NEW YORK — Sleek and aerodynamic, Whiskey the whippet is dashing through the dog show world.
He’s among the fastest breed of pooches on the planet, and his rise has been rapid: Coming off big wins televised on Thanksgiving Day and New Year’s Day, he’ll now try for dogdom’s Triple Crown starting Monday at the Westminster Kennel Club.
“He does his best at these high-profile rings,” owner-breeder-handler Justin Smithey said. “He knows how to turn it off, lay down and wait till it’s his turn. And then he just goes.”
So let’s make this fawn-and-white whippet the favorite to get picked Tuesday night and succeed Flynn the bichon frise as America’s top dog.

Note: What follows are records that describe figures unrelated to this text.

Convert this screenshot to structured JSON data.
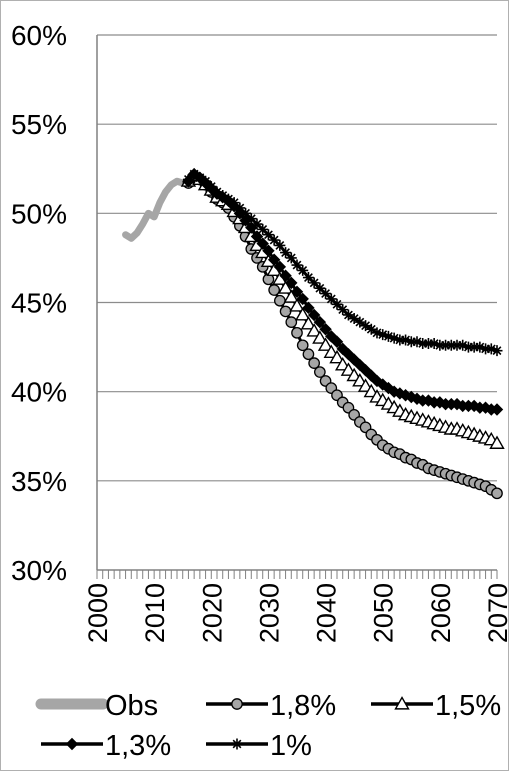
{
  "chart_data": {
    "type": "line",
    "title": "",
    "xlabel": "",
    "ylabel": "",
    "xlim": [
      2000,
      2070
    ],
    "ylim": [
      30,
      60
    ],
    "y_ticks": [
      "30%",
      "35%",
      "40%",
      "45%",
      "50%",
      "55%",
      "60%"
    ],
    "x_ticks": [
      "2000",
      "2010",
      "2020",
      "2030",
      "2040",
      "2050",
      "2060",
      "2070"
    ],
    "grid": "horizontal",
    "legend_position": "bottom",
    "series": [
      {
        "name": "Obs",
        "color": "#a6a6a6",
        "marker": "none",
        "x": [
          2005,
          2006,
          2007,
          2008,
          2009,
          2010,
          2011,
          2012,
          2013,
          2014,
          2015
        ],
        "y": [
          48.8,
          48.6,
          48.9,
          49.4,
          50.0,
          49.8,
          50.6,
          51.2,
          51.6,
          51.8,
          51.7
        ]
      },
      {
        "name": "1,8%",
        "color": "#000000",
        "marker": "circle",
        "x": [
          2016,
          2017,
          2018,
          2019,
          2020,
          2021,
          2022,
          2023,
          2024,
          2025,
          2026,
          2027,
          2028,
          2029,
          2030,
          2031,
          2032,
          2033,
          2034,
          2035,
          2036,
          2037,
          2038,
          2039,
          2040,
          2041,
          2042,
          2043,
          2044,
          2045,
          2046,
          2047,
          2048,
          2049,
          2050,
          2051,
          2052,
          2053,
          2054,
          2055,
          2056,
          2057,
          2058,
          2059,
          2060,
          2061,
          2062,
          2063,
          2064,
          2065,
          2066,
          2067,
          2068,
          2069,
          2070
        ],
        "y": [
          51.7,
          52.1,
          51.9,
          51.6,
          51.2,
          50.8,
          50.6,
          50.3,
          49.8,
          49.3,
          48.7,
          48.0,
          47.5,
          47.0,
          46.3,
          45.7,
          45.1,
          44.5,
          43.9,
          43.3,
          42.6,
          42.1,
          41.6,
          41.1,
          40.6,
          40.2,
          39.8,
          39.4,
          39.1,
          38.7,
          38.3,
          38.0,
          37.6,
          37.3,
          37.0,
          36.8,
          36.6,
          36.5,
          36.3,
          36.2,
          36.0,
          35.9,
          35.7,
          35.6,
          35.5,
          35.4,
          35.3,
          35.2,
          35.1,
          35.0,
          34.9,
          34.8,
          34.7,
          34.5,
          34.3
        ]
      },
      {
        "name": "1,5%",
        "color": "#000000",
        "marker": "triangle",
        "x": [
          2016,
          2017,
          2018,
          2019,
          2020,
          2021,
          2022,
          2023,
          2024,
          2025,
          2026,
          2027,
          2028,
          2029,
          2030,
          2031,
          2032,
          2033,
          2034,
          2035,
          2036,
          2037,
          2038,
          2039,
          2040,
          2041,
          2042,
          2043,
          2044,
          2045,
          2046,
          2047,
          2048,
          2049,
          2050,
          2051,
          2052,
          2053,
          2054,
          2055,
          2056,
          2057,
          2058,
          2059,
          2060,
          2061,
          2062,
          2063,
          2064,
          2065,
          2066,
          2067,
          2068,
          2069,
          2070
        ],
        "y": [
          51.8,
          52.1,
          51.9,
          51.6,
          51.3,
          50.9,
          50.7,
          50.5,
          50.1,
          49.7,
          49.2,
          48.7,
          48.2,
          47.8,
          47.3,
          46.8,
          46.3,
          45.8,
          45.3,
          44.8,
          44.3,
          43.8,
          43.4,
          43.0,
          42.6,
          42.2,
          41.9,
          41.5,
          41.2,
          40.9,
          40.6,
          40.3,
          40.0,
          39.7,
          39.5,
          39.3,
          39.1,
          38.9,
          38.7,
          38.6,
          38.5,
          38.4,
          38.3,
          38.2,
          38.1,
          38.0,
          37.9,
          37.9,
          37.8,
          37.7,
          37.6,
          37.5,
          37.4,
          37.3,
          37.1
        ]
      },
      {
        "name": "1,3%",
        "color": "#000000",
        "marker": "diamond",
        "x": [
          2016,
          2017,
          2018,
          2019,
          2020,
          2021,
          2022,
          2023,
          2024,
          2025,
          2026,
          2027,
          2028,
          2029,
          2030,
          2031,
          2032,
          2033,
          2034,
          2035,
          2036,
          2037,
          2038,
          2039,
          2040,
          2041,
          2042,
          2043,
          2044,
          2045,
          2046,
          2047,
          2048,
          2049,
          2050,
          2051,
          2052,
          2053,
          2054,
          2055,
          2056,
          2057,
          2058,
          2059,
          2060,
          2061,
          2062,
          2063,
          2064,
          2065,
          2066,
          2067,
          2068,
          2069,
          2070
        ],
        "y": [
          51.8,
          52.2,
          52.0,
          51.7,
          51.4,
          51.1,
          50.9,
          50.7,
          50.4,
          50.0,
          49.6,
          49.2,
          48.7,
          48.3,
          47.9,
          47.4,
          47.0,
          46.5,
          46.1,
          45.6,
          45.2,
          44.7,
          44.3,
          43.9,
          43.5,
          43.1,
          42.8,
          42.4,
          42.1,
          41.8,
          41.5,
          41.2,
          40.9,
          40.6,
          40.4,
          40.2,
          40.0,
          39.9,
          39.8,
          39.7,
          39.6,
          39.5,
          39.5,
          39.4,
          39.4,
          39.3,
          39.3,
          39.3,
          39.2,
          39.2,
          39.2,
          39.1,
          39.1,
          39.0,
          39.0
        ]
      },
      {
        "name": "1%",
        "color": "#000000",
        "marker": "star",
        "x": [
          2016,
          2017,
          2018,
          2019,
          2020,
          2021,
          2022,
          2023,
          2024,
          2025,
          2026,
          2027,
          2028,
          2029,
          2030,
          2031,
          2032,
          2033,
          2034,
          2035,
          2036,
          2037,
          2038,
          2039,
          2040,
          2041,
          2042,
          2043,
          2044,
          2045,
          2046,
          2047,
          2048,
          2049,
          2050,
          2051,
          2052,
          2053,
          2054,
          2055,
          2056,
          2057,
          2058,
          2059,
          2060,
          2061,
          2062,
          2063,
          2064,
          2065,
          2066,
          2067,
          2068,
          2069,
          2070
        ],
        "y": [
          51.9,
          52.2,
          52.0,
          51.8,
          51.5,
          51.2,
          51.0,
          50.8,
          50.6,
          50.3,
          50.0,
          49.7,
          49.4,
          49.1,
          48.8,
          48.5,
          48.2,
          47.8,
          47.5,
          47.1,
          46.8,
          46.4,
          46.1,
          45.8,
          45.5,
          45.2,
          44.9,
          44.6,
          44.3,
          44.1,
          43.9,
          43.7,
          43.5,
          43.3,
          43.2,
          43.1,
          43.0,
          42.9,
          42.9,
          42.8,
          42.8,
          42.7,
          42.7,
          42.7,
          42.6,
          42.6,
          42.6,
          42.6,
          42.6,
          42.5,
          42.5,
          42.5,
          42.4,
          42.4,
          42.3
        ]
      }
    ]
  }
}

There are more than 2,800 entries, including popular Biggie the pug, a Lhasa apso from Hawaii who surfs with his owner and the nation’s No. 1-ranked qualifier last year, Grant the black cocker spaniel.
They come in 203 breeds and varieties, with the grand basset griffon Vendeen and the Nederlandse kooikerhondje ready to make their debuts on the green carpet of Madison Square Garden.
Jil Walton says she’ll be rooting hard for Whiskey — “I really, really want that whippet to win!” she said.
See, she once brought a whippet to the Garden, too.
Remember hers? Sweet, gentle Vivi?
A lot of dogs have left Westminster with a legacy — Uno the baying beagle, heady Rufus the colored bull terrier, ol’ Stump the Sussex spaniel — but few will ever match the lore of Vivi (VIH’-vee).
It was 2006, a day after the 3-year-old won an Award of Merit, an honorable mention for whippets. Set to get loaded at John F. Kennedy International Airport for a flight back to Los Angeles, she suddenly broke loose from her crate and took off.
Vivi bolted onto the runaway and airport workers gave chase, on foot and in cars.
No luck.
Similar to greyhounds but smaller, whippets have tremendous acceleration and can sprint at 35 mph and up. In full flight, Vivi couldn’t be caught, escaping through a fence and disappearing into the marshland.
More than 100 volunteers looked, thousands of fliers were posted. Pet psychics tried to communicate with her, a reward was offered. Dog owners all over the country worried and wondered: Where’s Vivi?
Plenty of tips poured in during those early winter days and nights, supposedly she was seen in several parts of New York City. But none of those reports checked out.
As far as anyone knows, Vivi was never seen again.
“When I think about Vivi’s Westminster, I still run a million scenarios through my head and end up getting sad,” Walton, Vivi’s co-owner, said this week. “But overall, Vivi’s story did touch people and I was lucky enough to be touched by them as well.”
And, a wishful thought.
“My silly hope is that my girl ended up happy on someone’s couch,” she said.
Smithey, who figures he’s competed at Westminster about 15 times, grew quiet at the mention of Vivi.
“So sad, that was,” he said.
Whiskey has already won the National Dog Show and the prized AKC event. Only Sadie the Scottish terrier in 2010 and Sky the wire fox terrier in 2014 have taken those two and Westminster.
Smithey, from Sugar Valley, Georgia, wants his 3-year-old with a champion’s name of Pinnacle Tennessee Whiskey to become the second whippet to win best in show here. In 1964, Courtenay Fleetfoot of Pennyworth triumphed.
“There are 30 other whippets that would like to do the same thing,” he said.
Among them is Whiskey’s littermate, sister Bourbon. Last year at Westminster, Whiskey won best of breed and finished fourth in the hound group; Bourbon also was honored.
“They are big buds,” Smithey said.
Walton, who is based in Kalispell, Montana, and spends her winters in Temecula, California, will be cheering from afar for Whiskey.
Maybe he can help bring it home, at last, for Vivi.
“That just sounds quite good in many ways,” she said.